Devem ter reparado, que não culpabilizei a conjuntura internacional, pela crise do sector...não acho que tenha um papel assim tão determinante nos problemas que estas empresas atravesssam. Foi agravante, dificultado pela concorrência, algum distanciamento do mercado americano, mas...por si só não fatal.

E a este propósito, vos deixo o seguinte, que bem pode ser aplicado ao nosso sector. Sublime.
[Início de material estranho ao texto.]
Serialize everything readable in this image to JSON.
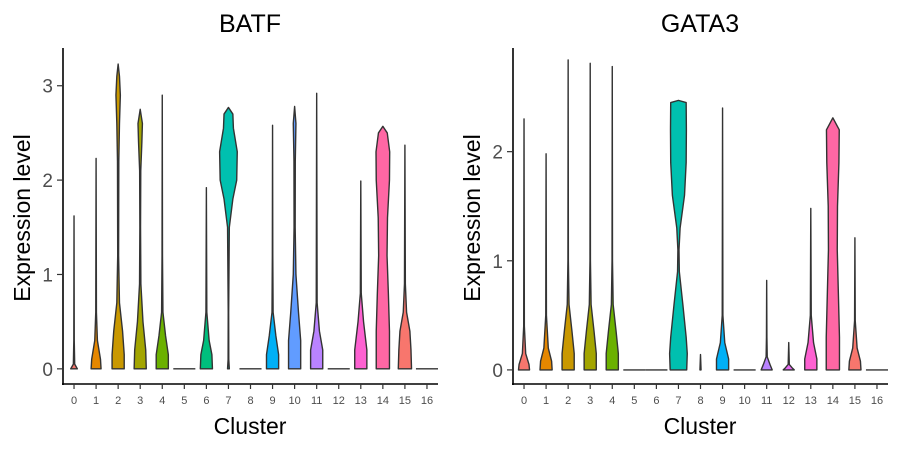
{
  "chart_data": [
    {
      "type": "violin",
      "title": "BATF",
      "xlabel": "Cluster",
      "ylabel": "Expression level",
      "categories": [
        "0",
        "1",
        "2",
        "3",
        "4",
        "5",
        "6",
        "7",
        "8",
        "9",
        "10",
        "11",
        "12",
        "13",
        "14",
        "15",
        "16"
      ],
      "ylim": [
        -0.15,
        3.4
      ],
      "yticks": [
        0,
        1,
        2,
        3
      ],
      "grid": false,
      "colors": [
        "#F8766D",
        "#E58700",
        "#C99800",
        "#A3A500",
        "#6BB100",
        "#00BA38",
        "#00BF7D",
        "#00C0AF",
        "#00BCD8",
        "#00B0F6",
        "#619CFF",
        "#B983FF",
        "#E76BF3",
        "#FD61D1",
        "#FF67A4",
        "#F8766D",
        "#E58700"
      ],
      "violins": [
        {
          "cluster": "0",
          "max": 1.62,
          "profile": [
            [
              0,
              0.3
            ],
            [
              0.05,
              0.06
            ],
            [
              0.3,
              0.02
            ],
            [
              1.62,
              0
            ]
          ]
        },
        {
          "cluster": "1",
          "max": 2.23,
          "profile": [
            [
              0,
              0.45
            ],
            [
              0.1,
              0.4
            ],
            [
              0.3,
              0.12
            ],
            [
              0.6,
              0.03
            ],
            [
              2.23,
              0
            ]
          ]
        },
        {
          "cluster": "2",
          "max": 3.23,
          "profile": [
            [
              0,
              0.55
            ],
            [
              0.15,
              0.55
            ],
            [
              0.4,
              0.4
            ],
            [
              0.7,
              0.12
            ],
            [
              1.2,
              0.04
            ],
            [
              2.2,
              0.06
            ],
            [
              2.6,
              0.12
            ],
            [
              2.9,
              0.2
            ],
            [
              3.1,
              0.12
            ],
            [
              3.23,
              0
            ]
          ]
        },
        {
          "cluster": "3",
          "max": 2.75,
          "profile": [
            [
              0,
              0.55
            ],
            [
              0.2,
              0.5
            ],
            [
              0.5,
              0.25
            ],
            [
              0.9,
              0.06
            ],
            [
              1.5,
              0.03
            ],
            [
              2.1,
              0.05
            ],
            [
              2.4,
              0.15
            ],
            [
              2.6,
              0.2
            ],
            [
              2.75,
              0
            ]
          ]
        },
        {
          "cluster": "4",
          "max": 2.9,
          "profile": [
            [
              0,
              0.55
            ],
            [
              0.15,
              0.55
            ],
            [
              0.35,
              0.3
            ],
            [
              0.6,
              0.06
            ],
            [
              1.2,
              0.02
            ],
            [
              2.9,
              0
            ]
          ]
        },
        {
          "cluster": "5",
          "max": 0,
          "profile": []
        },
        {
          "cluster": "6",
          "max": 1.92,
          "profile": [
            [
              0,
              0.55
            ],
            [
              0.15,
              0.5
            ],
            [
              0.3,
              0.25
            ],
            [
              0.6,
              0.04
            ],
            [
              1.92,
              0
            ]
          ]
        },
        {
          "cluster": "7",
          "max": 2.77,
          "profile": [
            [
              0,
              0.08
            ],
            [
              0.1,
              0.03
            ],
            [
              0.6,
              0.02
            ],
            [
              1.5,
              0.08
            ],
            [
              1.8,
              0.4
            ],
            [
              2.0,
              0.75
            ],
            [
              2.3,
              0.8
            ],
            [
              2.55,
              0.45
            ],
            [
              2.7,
              0.4
            ],
            [
              2.77,
              0
            ]
          ]
        },
        {
          "cluster": "8",
          "max": 0,
          "profile": []
        },
        {
          "cluster": "9",
          "max": 2.58,
          "profile": [
            [
              0,
              0.55
            ],
            [
              0.15,
              0.55
            ],
            [
              0.35,
              0.3
            ],
            [
              0.6,
              0.05
            ],
            [
              1.2,
              0.02
            ],
            [
              2.58,
              0
            ]
          ]
        },
        {
          "cluster": "10",
          "max": 2.78,
          "profile": [
            [
              0,
              0.55
            ],
            [
              0.3,
              0.55
            ],
            [
              0.6,
              0.35
            ],
            [
              1.0,
              0.12
            ],
            [
              1.5,
              0.05
            ],
            [
              2.2,
              0.06
            ],
            [
              2.6,
              0.12
            ],
            [
              2.78,
              0
            ]
          ]
        },
        {
          "cluster": "11",
          "max": 2.92,
          "profile": [
            [
              0,
              0.55
            ],
            [
              0.2,
              0.55
            ],
            [
              0.4,
              0.25
            ],
            [
              0.7,
              0.04
            ],
            [
              2.92,
              0
            ]
          ]
        },
        {
          "cluster": "12",
          "max": 0,
          "profile": []
        },
        {
          "cluster": "13",
          "max": 1.99,
          "profile": [
            [
              0,
              0.55
            ],
            [
              0.2,
              0.55
            ],
            [
              0.5,
              0.25
            ],
            [
              0.8,
              0.04
            ],
            [
              1.99,
              0
            ]
          ]
        },
        {
          "cluster": "14",
          "max": 2.57,
          "profile": [
            [
              0,
              0.6
            ],
            [
              0.4,
              0.6
            ],
            [
              0.8,
              0.5
            ],
            [
              1.2,
              0.38
            ],
            [
              1.6,
              0.42
            ],
            [
              2.0,
              0.6
            ],
            [
              2.3,
              0.62
            ],
            [
              2.5,
              0.4
            ],
            [
              2.57,
              0
            ]
          ]
        },
        {
          "cluster": "15",
          "max": 2.37,
          "profile": [
            [
              0,
              0.6
            ],
            [
              0.2,
              0.55
            ],
            [
              0.4,
              0.45
            ],
            [
              0.6,
              0.15
            ],
            [
              0.9,
              0.04
            ],
            [
              2.37,
              0
            ]
          ]
        },
        {
          "cluster": "16",
          "max": 0,
          "profile": []
        }
      ]
    },
    {
      "type": "violin",
      "title": "GATA3",
      "xlabel": "Cluster",
      "ylabel": "Expression level",
      "categories": [
        "0",
        "1",
        "2",
        "3",
        "4",
        "5",
        "6",
        "7",
        "8",
        "9",
        "10",
        "11",
        "12",
        "13",
        "14",
        "15",
        "16"
      ],
      "ylim": [
        -0.12,
        2.95
      ],
      "yticks": [
        0,
        1,
        2
      ],
      "grid": false,
      "colors": [
        "#F8766D",
        "#E58700",
        "#C99800",
        "#A3A500",
        "#6BB100",
        "#00BA38",
        "#00BF7D",
        "#00C0AF",
        "#00BCD8",
        "#00B0F6",
        "#619CFF",
        "#B983FF",
        "#E76BF3",
        "#FD61D1",
        "#FF67A4",
        "#F8766D",
        "#E58700"
      ],
      "violins": [
        {
          "cluster": "0",
          "max": 2.3,
          "profile": [
            [
              0,
              0.5
            ],
            [
              0.05,
              0.45
            ],
            [
              0.15,
              0.15
            ],
            [
              0.4,
              0.03
            ],
            [
              2.3,
              0
            ]
          ]
        },
        {
          "cluster": "1",
          "max": 1.98,
          "profile": [
            [
              0,
              0.55
            ],
            [
              0.08,
              0.5
            ],
            [
              0.2,
              0.2
            ],
            [
              0.5,
              0.03
            ],
            [
              1.98,
              0
            ]
          ]
        },
        {
          "cluster": "2",
          "max": 2.84,
          "profile": [
            [
              0,
              0.55
            ],
            [
              0.15,
              0.55
            ],
            [
              0.35,
              0.35
            ],
            [
              0.6,
              0.08
            ],
            [
              1.0,
              0.02
            ],
            [
              2.84,
              0
            ]
          ]
        },
        {
          "cluster": "3",
          "max": 2.81,
          "profile": [
            [
              0,
              0.55
            ],
            [
              0.15,
              0.55
            ],
            [
              0.35,
              0.35
            ],
            [
              0.6,
              0.08
            ],
            [
              1.0,
              0.02
            ],
            [
              2.81,
              0
            ]
          ]
        },
        {
          "cluster": "4",
          "max": 2.78,
          "profile": [
            [
              0,
              0.55
            ],
            [
              0.15,
              0.55
            ],
            [
              0.35,
              0.35
            ],
            [
              0.6,
              0.08
            ],
            [
              1.0,
              0.02
            ],
            [
              2.78,
              0
            ]
          ]
        },
        {
          "cluster": "5",
          "max": 0,
          "profile": []
        },
        {
          "cluster": "6",
          "max": 0,
          "profile": []
        },
        {
          "cluster": "7",
          "max": 2.47,
          "profile": [
            [
              0,
              0.75
            ],
            [
              0.15,
              0.8
            ],
            [
              0.3,
              0.7
            ],
            [
              0.6,
              0.4
            ],
            [
              0.9,
              0.08
            ],
            [
              1.1,
              0.05
            ],
            [
              1.3,
              0.15
            ],
            [
              1.6,
              0.55
            ],
            [
              1.9,
              0.7
            ],
            [
              2.2,
              0.72
            ],
            [
              2.45,
              0.7
            ],
            [
              2.47,
              0
            ]
          ]
        },
        {
          "cluster": "8",
          "max": 0.14,
          "profile": [
            [
              0,
              0.05
            ],
            [
              0.14,
              0
            ]
          ]
        },
        {
          "cluster": "9",
          "max": 2.4,
          "profile": [
            [
              0,
              0.55
            ],
            [
              0.1,
              0.55
            ],
            [
              0.25,
              0.2
            ],
            [
              0.5,
              0.03
            ],
            [
              2.4,
              0
            ]
          ]
        },
        {
          "cluster": "10",
          "max": 0,
          "profile": []
        },
        {
          "cluster": "11",
          "max": 0.82,
          "profile": [
            [
              0,
              0.5
            ],
            [
              0.05,
              0.3
            ],
            [
              0.12,
              0.05
            ],
            [
              0.3,
              0.02
            ],
            [
              0.82,
              0
            ]
          ]
        },
        {
          "cluster": "12",
          "max": 0.25,
          "profile": [
            [
              0,
              0.5
            ],
            [
              0.02,
              0.3
            ],
            [
              0.05,
              0.05
            ],
            [
              0.25,
              0
            ]
          ]
        },
        {
          "cluster": "13",
          "max": 1.48,
          "profile": [
            [
              0,
              0.55
            ],
            [
              0.1,
              0.55
            ],
            [
              0.25,
              0.25
            ],
            [
              0.5,
              0.04
            ],
            [
              1.48,
              0
            ]
          ]
        },
        {
          "cluster": "14",
          "max": 2.31,
          "profile": [
            [
              0,
              0.6
            ],
            [
              0.3,
              0.6
            ],
            [
              0.7,
              0.5
            ],
            [
              1.1,
              0.4
            ],
            [
              1.5,
              0.42
            ],
            [
              1.9,
              0.55
            ],
            [
              2.2,
              0.58
            ],
            [
              2.31,
              0
            ]
          ]
        },
        {
          "cluster": "15",
          "max": 1.21,
          "profile": [
            [
              0,
              0.55
            ],
            [
              0.08,
              0.5
            ],
            [
              0.2,
              0.2
            ],
            [
              0.45,
              0.03
            ],
            [
              1.21,
              0
            ]
          ]
        },
        {
          "cluster": "16",
          "max": 0,
          "profile": []
        }
      ]
    }
  ]
}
“Não há sectores condenados”
A Revolução do TêxtilFoi o primeiro sector da economia a sofrer o embate da abertura de mercados. Muito por culpa da mão-de-obra barata em que assentava a sua competitividade. O que sucedeu a seguir é conhecido: falências em massa, aceleradas pela abertura dos mercados às importações da China e Índia. Não tardou que aparecessem as habituais carpideiras a sugerir que não havia lugar para o têxtil.A experiência recente mostra que não é assim. Veja-se o aparecimento de empresas cujo modelo de negócio não assenta na mão-de-obra barata mas no valor acrescentado (com inovação à mistura). Quem visitar a cintura industrial têxtil constata que, no meio dos destroços fumegantes de empresas que não se adaptaram à mudança, estão a nascer unidades empresariais de ponta. Com capacidade para competir com os melhores. Como as empresas que fornecem equipamentos de ponta aos atletas, de várias nacionalidades, presentes nos Jogos Olímpicos (v.g. a Petratex, cujo fato de banho está a fazer cair recordes do mundo na natação). Empresas que já não se limitam a fabricar, mas a inovar. E a patentear as inovações, verbo até há pouco inexistente no dicionário da gestão portuguesa. O que se está a passar na indústria têxtil é a confirmação de que não há sectores condenados. Há empresas bem e mal geridas. Cortesia da abertura dos mercados, que obrigaram os empresários a usar a cabeça, em vez do proteccionismo, para sobreviver.Camilo LourençoIn Jornal de Negócios ( 2008 )


E vos deixo a minha frase preferida, a todos os que ( como eu ), e ainda que cansados, ainda tentamos resistir.


"Mais querer, mais imaginação e mais coragem..."
Ferreira da Silva ( 01.02.2009 ), pronunciando-se acerca do segredo para ultrapassar a crise na cerâmica.